Des troupes à former. Les forces armées ukrainiennes, estimées à 120.000 hommes, subissent de lourdes pertes évaluées à plusieurs dizaines de morts et de blessés par jour, notamment parmi les troupes expérimentées et celles formées dans les pays de l’OTAN. Le grand nombre de contrats d’engagements militaires courts, souscrits durant la guerre dans le Donbass entre 2014 et 2022, a permis à l’Ukraine de disposer d’une certaine réserve expérimentée. Mais ce vivier a été mal exploité en raison de l’hétérogénéité des unités, de la guerre d’usure et d’une mauvaise gestion, comme l’envoi de conscrits au front sans un entraînement préalable de plusieurs semaines. La plupart des 400.000 « mobilisables » n’a aucune expérience militaire. La remontée en puissance des forces ukrainiennes repose donc sur la formation dans les pays alliés. L’opération britannique « Orbital » a ainsi formé 22.000 soldats entre 2015 et 2022. Puis l’opération « Interflex », qui rassemble plus de 800 instructeurs britanniques, australiens, danois, canadiens, lituaniens, néerlandais, néo-zélandais, norvégiens, finlandais et suédois, a organisé des stages de trois semaines à 10.000 hommes en 2022, chiffre qui devrait doubler en 2023. Un programme international, sous commandement américain et incluant des instructeurs britanniques, canadiens et lituaniens, a formé 23.000 officiers et sous-officiers entre 2015 et 2022. Entre avril et août 2022, la « Task Force Gator » (américaine) a formé 1.600 militaires sur 16 systèmes d’armes…américains ! En juin 2023, l’initiative « European Union Military Assistance Mission », qui rassemble 23 pays européens dont la Pologne, l’Allemagne, la France, l’Espagne et l’Italie, aura formé 12.000 combattants et 2.800 spécialistes dans des stages de 30 jours.

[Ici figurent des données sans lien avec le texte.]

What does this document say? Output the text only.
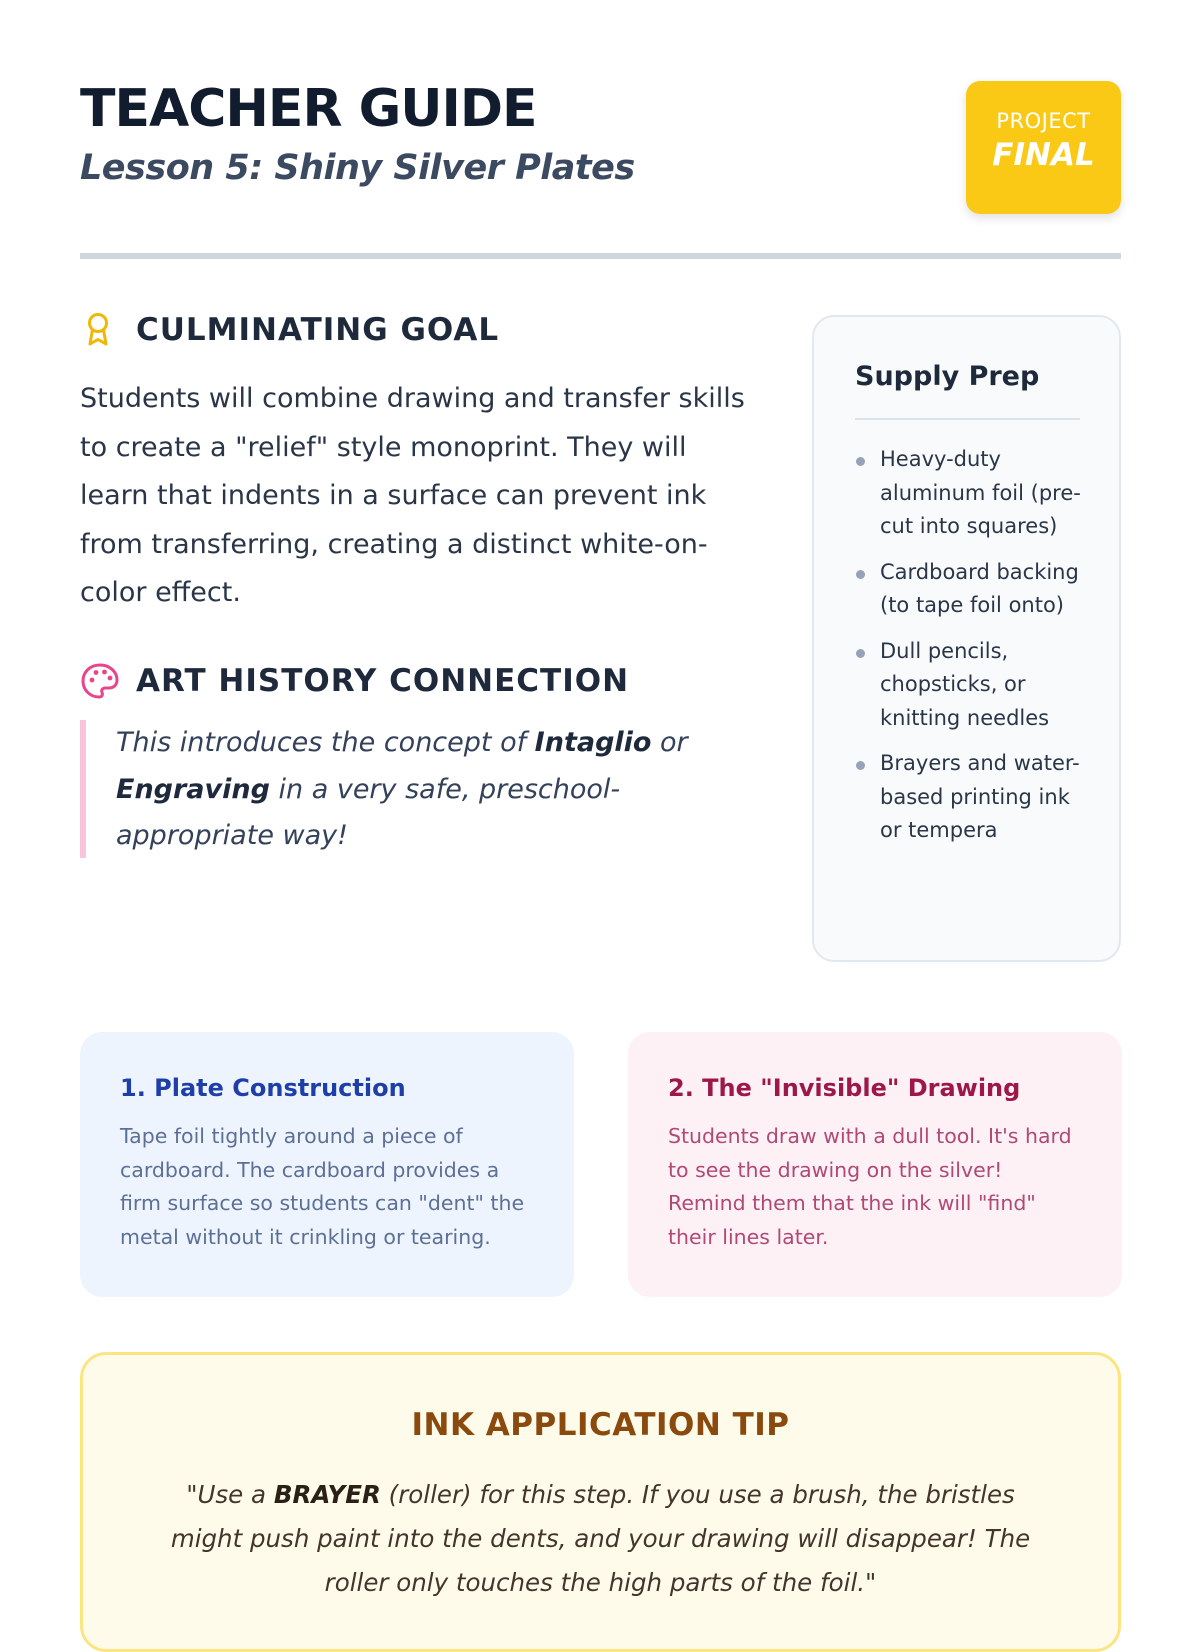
TEACHER GUIDE
Lesson 5: Shiny Silver Plates
PROJECT
FINAL
CULMINATING GOAL
Students will combine drawing and transfer skills to create a "relief" style monoprint. They will learn that indents in a surface can prevent ink from transferring, creating a distinct white-on-color effect.
ART HISTORY CONNECTION
This introduces the concept of Intaglio or Engraving in a very safe, preschool-appropriate way!
Supply Prep
Heavy-duty aluminum foil (pre-cut into squares)
Cardboard backing (to tape foil onto)
Dull pencils, chopsticks, or knitting needles
Brayers and water-based printing ink or tempera
1. Plate Construction
Tape foil tightly around a piece of cardboard. The cardboard provides a firm surface so students can "dent" the metal without it crinkling or tearing.
2. The "Invisible" Drawing
Students draw with a dull tool. It's hard to see the drawing on the silver! Remind them that the ink will "find" their lines later.
INK APPLICATION TIP
"Use a BRAYER (roller) for this step. If you use a brush, the bristles might push paint into the dents, and your drawing will disappear! The roller only touches the high parts of the foil."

Des armements lourds insuffisants. Malgré les captures d’équipements russes, dont seulement 30 % réutilisables, et les livraisons d’armes occidentales, l’usure opérationnelle et les pertes freinent la montée en puissance des parcs ukrainiens. Celui des chars, qui en a déjà perdu de 800 à 1.000, n’en compterait qu’entre 700 et 1.000. En raison de la perte plausible de 2.000 véhicules ukrainiens, le parc d’engins blindés atteindrait 3.000, grâce à la capture de quelques centaines de véhicules russes et surtout aux livraisons occidentales de 3.500 véhicules blindés de combat d’infanterie (VBCI), transports de troupes blindés et autres véhicules. S’y ajouteront les livraisons, promises et échelonnées sur plusieurs mois, de 300 chars tous modèles confondus, 200 VBCI, 450 véhicules tout terrain, 300 MRAP (véhicules conçus pour résister aux engins explosifs improvisés et aux embuscades) et 120 canons autopropulsés, qui subiront aussi des pertes et dont il faudra assurer le maintien en condition opérationnel. Leur expérience du combat, acquise depuis 2014, et leur formation à l’américaine ont permis aux Ukrainiens de réagir dans l’emploi de l’artillerie. Ils disposent de bombes de petit diamètre lancées du sol (bombes guidées planantes) combinant longue portée et précision, de lance-missiles balistiques Vilkha-M ukrainiens et de canons Caesar français et PzH 2000 allemands. Très utilisés, ces canons subissent une usure accélérée. Des centres de maintien en condition opérationnelle ont donc été installés en Lituanie, Pologne et Slovaquie.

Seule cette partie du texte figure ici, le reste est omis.